Percy, caught off guard, nearly fell into the stack of chairs before he balanced himself and kissed her back. She had looked the slightest bit vulnerable there for a moment, like she’d done something wrong. Percy felt that sentiment should be righted immediately, and so he pulled her face to his, and kissed her again. A moment later, her hands had reached around his neck and were curled up in his hair. He had to brace himself between two of the stacks, but her mouth was just as good on his lips as it was at talking money out of him, and he could have stayed there forever.

The hallway outside was suddenly filled with lots of loud footsteps, and the word “Jeeeeeeeeeennnnnnnnngaaaaaaaa”, yelled at full volume.

Vex pushed away from Percy reluctantly. “Well, this has been fun, and we should definitely do it again sometime, but I do believe my brother’s gotten himself noticed.”

“Uh, I hate to get between siblings,” Percy said, already missing her mouth on his. “But aren’t we a lot safer in here than outside where people are chasing us with weapons?”

Vex reached into her skirt and pulled out an entire short bow and a quiver full of arrows. Percy blinked a few times, just to check his eyes.

“Oh no doubt,” Vex said, slinging the quiver over her shoulder. “But he’s my brother.”

Percy sighed. “Well, let’s go get beat up by a mob of casino-goers,” he said, opening up the door.

Five hallways, three close calls, and a brief shuffle with the silk-wearing half-orc later (Vex had smiled and tried to talk him out of killing them, while her brother snuck up behind and stabbed him with two lethal-looking daggers. Percy had sighed and knocked him unconscious with the butt of his pistol.) they made it out of the VIP section and onto the main floor of the casino. Vex rearranged her clothes and face to look as comfortable exiting as she had entering. Her brother, Vax, she'd called him, shrugged at Percy, bopped his sister's nose, and disappeared into the crowds. He was so stealthy it was almost as though Percy hadn't even seen him. One last stroll with Vex on his arm, a nod to the guards at the door, and they were out on the street again. Percy stopped and let out a huge sigh of relief.

"Come on, almost back," Vex said, tugging him towards home.

Percy, Vex, and Vax walked through the workshop door and all immediately collapsed onto whatever flat surfaces they could find.

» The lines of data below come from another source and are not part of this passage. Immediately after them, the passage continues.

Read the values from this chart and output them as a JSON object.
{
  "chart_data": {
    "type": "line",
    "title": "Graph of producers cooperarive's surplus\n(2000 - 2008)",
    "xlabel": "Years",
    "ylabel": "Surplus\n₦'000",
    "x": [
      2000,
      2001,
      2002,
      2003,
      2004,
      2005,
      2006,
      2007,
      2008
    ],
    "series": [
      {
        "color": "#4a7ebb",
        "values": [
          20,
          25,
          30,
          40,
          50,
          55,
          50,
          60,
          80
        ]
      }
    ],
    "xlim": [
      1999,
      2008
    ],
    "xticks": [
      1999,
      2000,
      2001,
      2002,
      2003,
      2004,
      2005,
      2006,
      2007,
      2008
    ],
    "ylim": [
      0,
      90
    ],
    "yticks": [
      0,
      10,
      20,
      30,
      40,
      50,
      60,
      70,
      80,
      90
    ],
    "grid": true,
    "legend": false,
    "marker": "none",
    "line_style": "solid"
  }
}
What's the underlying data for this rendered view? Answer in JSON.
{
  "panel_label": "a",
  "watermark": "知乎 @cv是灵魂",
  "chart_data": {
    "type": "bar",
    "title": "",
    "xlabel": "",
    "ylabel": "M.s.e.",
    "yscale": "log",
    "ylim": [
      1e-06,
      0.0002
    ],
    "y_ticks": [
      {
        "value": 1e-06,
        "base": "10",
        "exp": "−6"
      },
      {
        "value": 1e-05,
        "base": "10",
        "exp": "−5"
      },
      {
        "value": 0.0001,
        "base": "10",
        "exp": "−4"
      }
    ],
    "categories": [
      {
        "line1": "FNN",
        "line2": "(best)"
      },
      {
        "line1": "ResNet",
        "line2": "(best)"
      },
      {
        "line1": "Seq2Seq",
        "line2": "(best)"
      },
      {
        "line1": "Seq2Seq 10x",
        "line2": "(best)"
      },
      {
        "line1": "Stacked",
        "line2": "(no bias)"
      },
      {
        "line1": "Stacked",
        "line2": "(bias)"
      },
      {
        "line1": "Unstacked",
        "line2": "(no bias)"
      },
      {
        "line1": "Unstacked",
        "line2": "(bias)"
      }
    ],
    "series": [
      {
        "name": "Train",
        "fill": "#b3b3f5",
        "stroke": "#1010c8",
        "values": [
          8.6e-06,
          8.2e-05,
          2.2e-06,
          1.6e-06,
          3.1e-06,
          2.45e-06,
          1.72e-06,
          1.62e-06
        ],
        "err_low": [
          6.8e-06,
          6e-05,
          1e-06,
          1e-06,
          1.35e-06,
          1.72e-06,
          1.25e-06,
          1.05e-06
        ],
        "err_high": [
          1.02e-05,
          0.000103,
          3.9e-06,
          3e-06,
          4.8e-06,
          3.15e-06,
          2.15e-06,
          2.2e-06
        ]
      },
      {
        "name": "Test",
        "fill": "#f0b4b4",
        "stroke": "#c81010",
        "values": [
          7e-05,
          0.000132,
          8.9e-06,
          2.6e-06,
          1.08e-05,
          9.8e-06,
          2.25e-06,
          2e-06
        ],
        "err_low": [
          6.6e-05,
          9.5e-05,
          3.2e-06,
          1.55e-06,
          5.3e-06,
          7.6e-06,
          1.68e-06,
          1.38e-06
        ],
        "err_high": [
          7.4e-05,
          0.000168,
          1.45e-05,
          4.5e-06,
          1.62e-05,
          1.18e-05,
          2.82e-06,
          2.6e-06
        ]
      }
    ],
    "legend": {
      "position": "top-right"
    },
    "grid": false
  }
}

"Did you get it?" Vex said to her brother.

"Yeah, yeah, I got it," Vax said, "We're good."

"Great," Vex said.

They sat in silence for a moment.

"That was INSANE," Percy finally said, as the day caught up with him. "We really could have died in there."

“The risk I took was calculated,” Vax said, sharpening his dagger, “but man, am I bad at math.”

Percy looked up at Vex, still ornate and glamorous in a dress that had wiped out his security fund, and thought maybe the risk he'd taken with her hadn't been that big after all.  

 

 

Notes:

Notes on the Luck's Run: I know it didn't have an extra-dimensional space, but this was way cooler. I modified the rules of Gambit of Ord a little to make them more deck friendly. Sir Gary Fence, in case you'd forgotten, was the guy who built Greyskull Keep for Vox Machina, then got thrown out of the council because he was a Venca cultist (thank you CritRole stats for keeping that NPC list because I could not remember his name).

Shout-out to my betas: you guys are the best party a DM could ask for. Especially the cleric of Scheherazade for reading it three times :)

Jenga is Vax's safeword in all universes.